With the prime minister was addressing his supporters, there were other diaspora Pakistanis, including those from Pakistan Progressive Alliance and Pakistan Forum for the Restoration of Democracy, who protested against media curbs in Pakistan and for the protection of civil liberties in the country. There were also activists from other political parties such as the MQM; and there were representatives of minorities in Pakistan who were calling for fair treatment of marginalised groups in the country. It was heartening to see that not everybody got carried away in the wave of populism.
The climax of the visit was the prime minister’s meeting with President Trump at the White House. The most prominent feature that the international media highlighted was President Trump’s disclosure that the prime minister of India had requested him to mediate with Pakistan on the Kashmir issue. Trump clearly said that Modi wanted him to mediate and he awaited Imran Khan’s nod in this matter. This created rumpus not only in the Indian media but also in Indian parliament. For Pakistan this was a welcome development as India has long insisted on Kashmir being a bilateral issue.
Another interesting remark by Mr Trump was his assertion that Pakistan never lied. This was in contrast to the allegations of a double game hurled at Pakistan by some US quarters in the past. The accusation was that on one side Pakistan projected itself to be part of the American ‘war on terror’, and on the other harboured terrorists like Osama bin Laden and Mullah Akhtar Mansoor who were both killed in Pakistan. But now, Trump has testified to the veracity of Pakistan.
President Trump also encouraged Pakistan to play a more active role to facilitate the US pullout and help stabilise Afghanistan. His praise of Pakistanis as hardworking people must have touched many a heart in the diaspora who will now work even harder to make America and themselves more prosperous. The most disappointing was Trump’s unwillingness to announce an immediate restoration of US assistance to Pakistan. Perhaps, the US has put certain conditions on the table so that the American interests are protected before assistance is resumed.
The US president also extended the carrot of expanding trade with Pakistan “ten to twenty times”, and also talked about the possibility of restoring $1.3 billion in aid cut that was imposed last year.
Lastly, the product.
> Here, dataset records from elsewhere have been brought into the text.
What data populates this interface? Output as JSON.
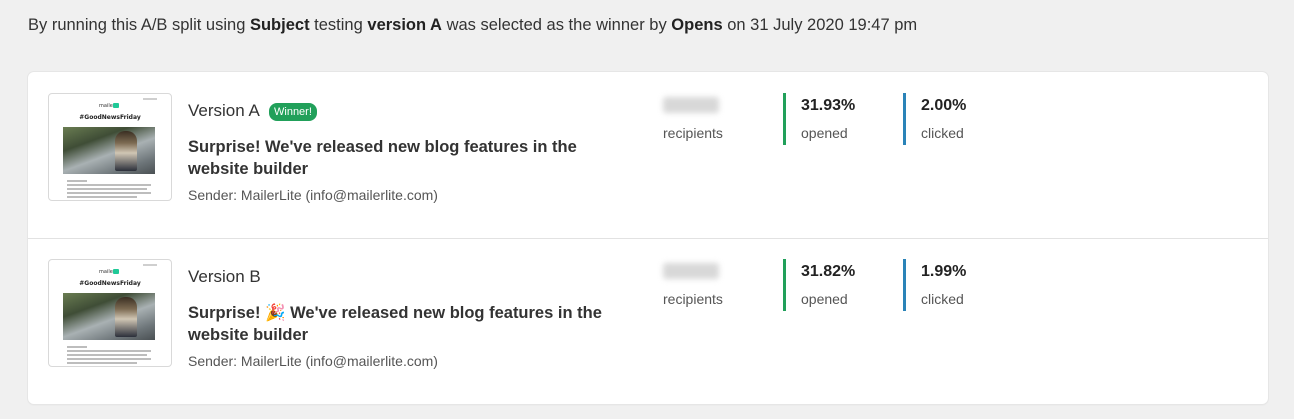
{
  "summary": {
    "t1": "By running this A/B split using",
    "criteria": "Subject",
    "t2": "testing",
    "version": "version A",
    "t3": "was selected as the winner by",
    "metric": "Opens",
    "t4": "on 31 July 2020 19:47 pm"
  },
  "versions": [
    {
      "title": "Version A",
      "winner_badge": "Winner!",
      "subject": "Surprise! We've released new blog features in the website builder",
      "sender": "Sender: MailerLite (info@mailerlite.com)",
      "thumb": {
        "logo": "mailer",
        "hashtag": "#GoodNewsFriday"
      },
      "recipients_label": "recipients",
      "opened": "31.93%",
      "opened_label": "opened",
      "clicked": "2.00%",
      "clicked_label": "clicked"
    },
    {
      "title": "Version B",
      "subject": "Surprise! 🎉 We've released new blog features in the website builder",
      "sender": "Sender: MailerLite (info@mailerlite.com)",
      "thumb": {
        "logo": "mailer",
        "hashtag": "#GoodNewsFriday"
      },
      "recipients_label": "recipients",
      "opened": "31.82%",
      "opened_label": "opened",
      "clicked": "1.99%",
      "clicked_label": "clicked"
    }
  ],
  "colors": {
    "winner_badge": "#21a05a",
    "opened_bar": "#21a05a",
    "clicked_bar": "#2a83b8"
  }
}
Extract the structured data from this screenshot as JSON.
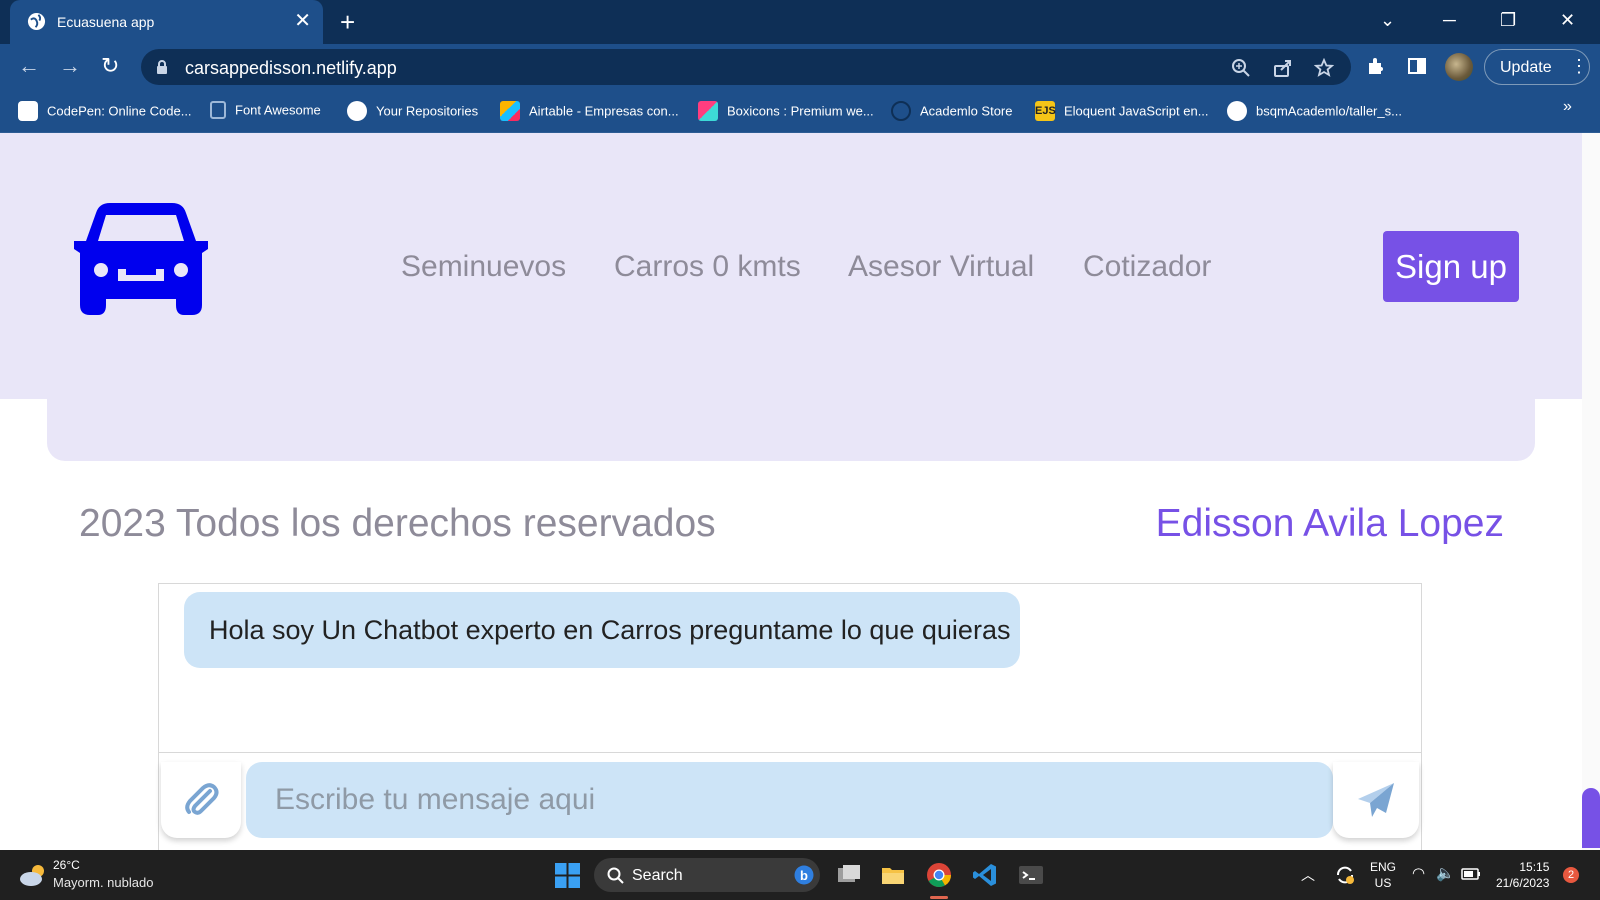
{
  "browser": {
    "tab_title": "Ecuasuena app",
    "url": "carsappedisson.netlify.app",
    "update_label": "Update",
    "bookmarks": [
      {
        "label": "CodePen: Online Code...",
        "icon": "codepen-icon"
      },
      {
        "label": "Font Awesome",
        "icon": "flag-icon"
      },
      {
        "label": "Your Repositories",
        "icon": "github-icon"
      },
      {
        "label": "Airtable - Empresas con...",
        "icon": "airtable-icon"
      },
      {
        "label": "Boxicons : Premium we...",
        "icon": "boxicons-icon"
      },
      {
        "label": "Academlo Store",
        "icon": "academlo-icon"
      },
      {
        "label": "Eloquent JavaScript en...",
        "icon": "ejs-icon"
      },
      {
        "label": "bsqmAcademlo/taller_s...",
        "icon": "github-icon"
      }
    ],
    "bookmarks_overflow": "»"
  },
  "site": {
    "nav": [
      "Seminuevos",
      "Carros 0 kmts",
      "Asesor Virtual",
      "Cotizador"
    ],
    "signup_label": "Sign up",
    "footer_text": "2023 Todos los derechos reservados",
    "author": "Edisson Avila Lopez",
    "brand_color": "#0000ee",
    "accent_color": "#7751e6"
  },
  "chat": {
    "bot_message": "Hola soy Un Chatbot experto en Carros preguntame lo que quieras",
    "input_placeholder": "Escribe tu mensaje aqui"
  },
  "taskbar": {
    "temperature": "26°C",
    "weather": "Mayorm. nublado",
    "search_label": "Search",
    "lang_top": "ENG",
    "lang_bottom": "US",
    "time": "15:15",
    "date": "21/6/2023",
    "notifications": "2"
  }
}
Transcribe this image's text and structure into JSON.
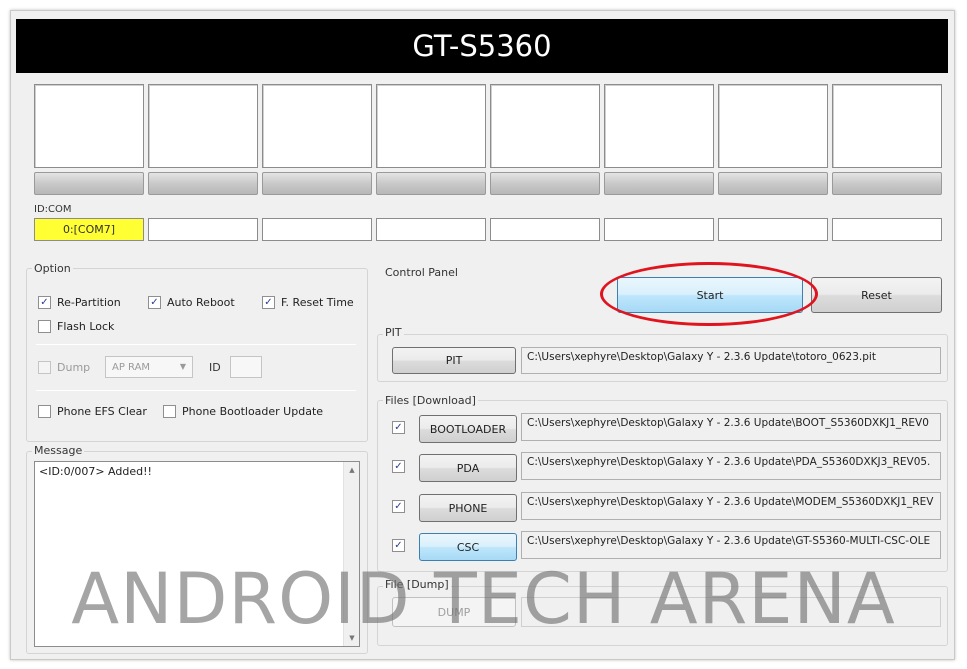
{
  "window": {
    "title": "GT-S5360"
  },
  "ports": {
    "id_com_label": "ID:COM",
    "active_com": "0:[COM7]",
    "count": 8
  },
  "option": {
    "title": "Option",
    "re_partition": {
      "label": "Re-Partition",
      "checked": true
    },
    "auto_reboot": {
      "label": "Auto Reboot",
      "checked": true
    },
    "f_reset_time": {
      "label": "F. Reset Time",
      "checked": true
    },
    "flash_lock": {
      "label": "Flash Lock",
      "checked": false
    },
    "dump": {
      "label": "Dump",
      "checked": false,
      "enabled": false
    },
    "dump_target": {
      "value": "AP RAM"
    },
    "id_label": "ID",
    "phone_efs_clear": {
      "label": "Phone EFS Clear",
      "checked": false
    },
    "phone_bootloader_update": {
      "label": "Phone Bootloader Update",
      "checked": false
    }
  },
  "message": {
    "title": "Message",
    "log": "<ID:0/007> Added!!"
  },
  "control_panel": {
    "title": "Control Panel",
    "start_label": "Start",
    "reset_label": "Reset"
  },
  "pit": {
    "title": "PIT",
    "button_label": "PIT",
    "path": "C:\\Users\\xephyre\\Desktop\\Galaxy Y - 2.3.6 Update\\totoro_0623.pit"
  },
  "files_download": {
    "title": "Files [Download]",
    "rows": [
      {
        "button_label": "BOOTLOADER",
        "checked": true,
        "path": "C:\\Users\\xephyre\\Desktop\\Galaxy Y - 2.3.6 Update\\BOOT_S5360DXKJ1_REV0"
      },
      {
        "button_label": "PDA",
        "checked": true,
        "path": "C:\\Users\\xephyre\\Desktop\\Galaxy Y - 2.3.6 Update\\PDA_S5360DXKJ3_REV05."
      },
      {
        "button_label": "PHONE",
        "checked": true,
        "path": "C:\\Users\\xephyre\\Desktop\\Galaxy Y - 2.3.6 Update\\MODEM_S5360DXKJ1_REV"
      },
      {
        "button_label": "CSC",
        "checked": true,
        "path": "C:\\Users\\xephyre\\Desktop\\Galaxy Y - 2.3.6 Update\\GT-S5360-MULTI-CSC-OLE"
      }
    ]
  },
  "file_dump": {
    "title": "File [Dump]",
    "button_label": "DUMP",
    "path": ""
  },
  "watermark": "ANDROID TECH ARENA",
  "colors": {
    "active_com": "#ffff33",
    "highlight_ellipse": "#e0141e",
    "title_bar": "#000000"
  }
}
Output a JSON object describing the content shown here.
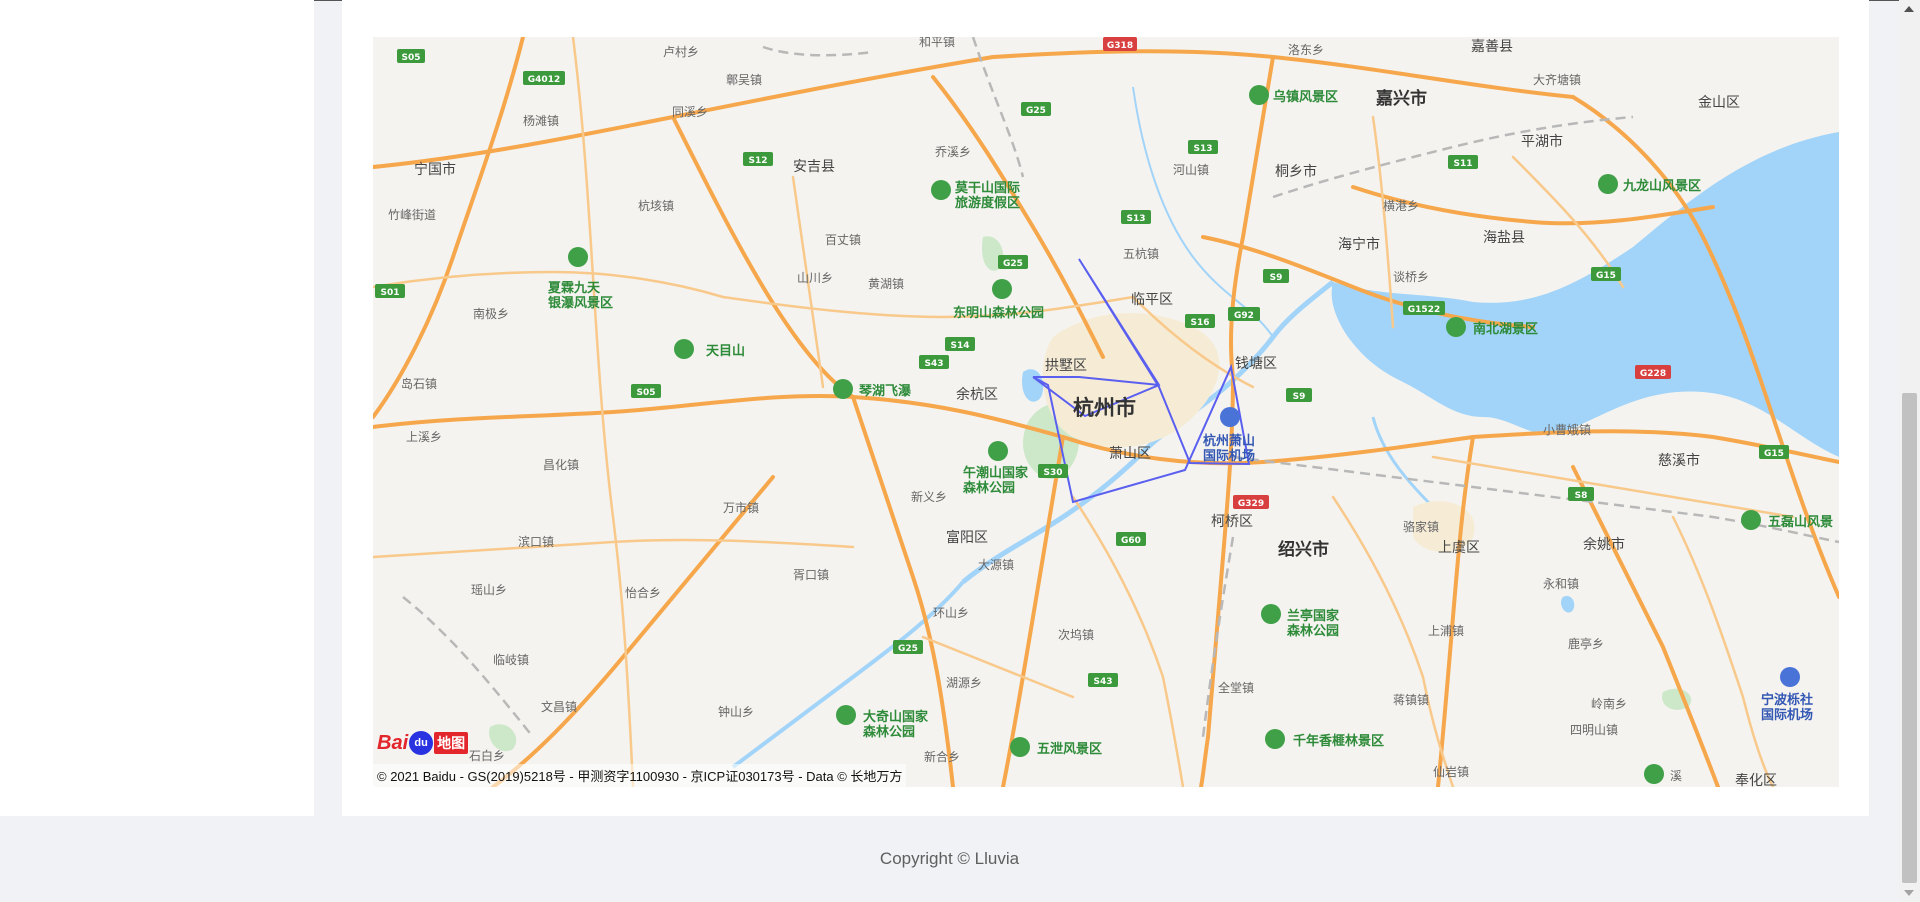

By the time the visit ended, the good news on Kashmir had fizzled out. Regarding aid, the prime minister had said he hated the idea, meaning he might refuse such an offer. Before flying back, he also reminded us that “a country can only rise through self-respect, not begging”. Well, thank you. Finally, perhaps the bombshell product of the visit was his final assertion or confession at the USIP that the “US operation to take out Osama bin Laden was humiliating and it was the ISI which gave US the information about the location of Osama”.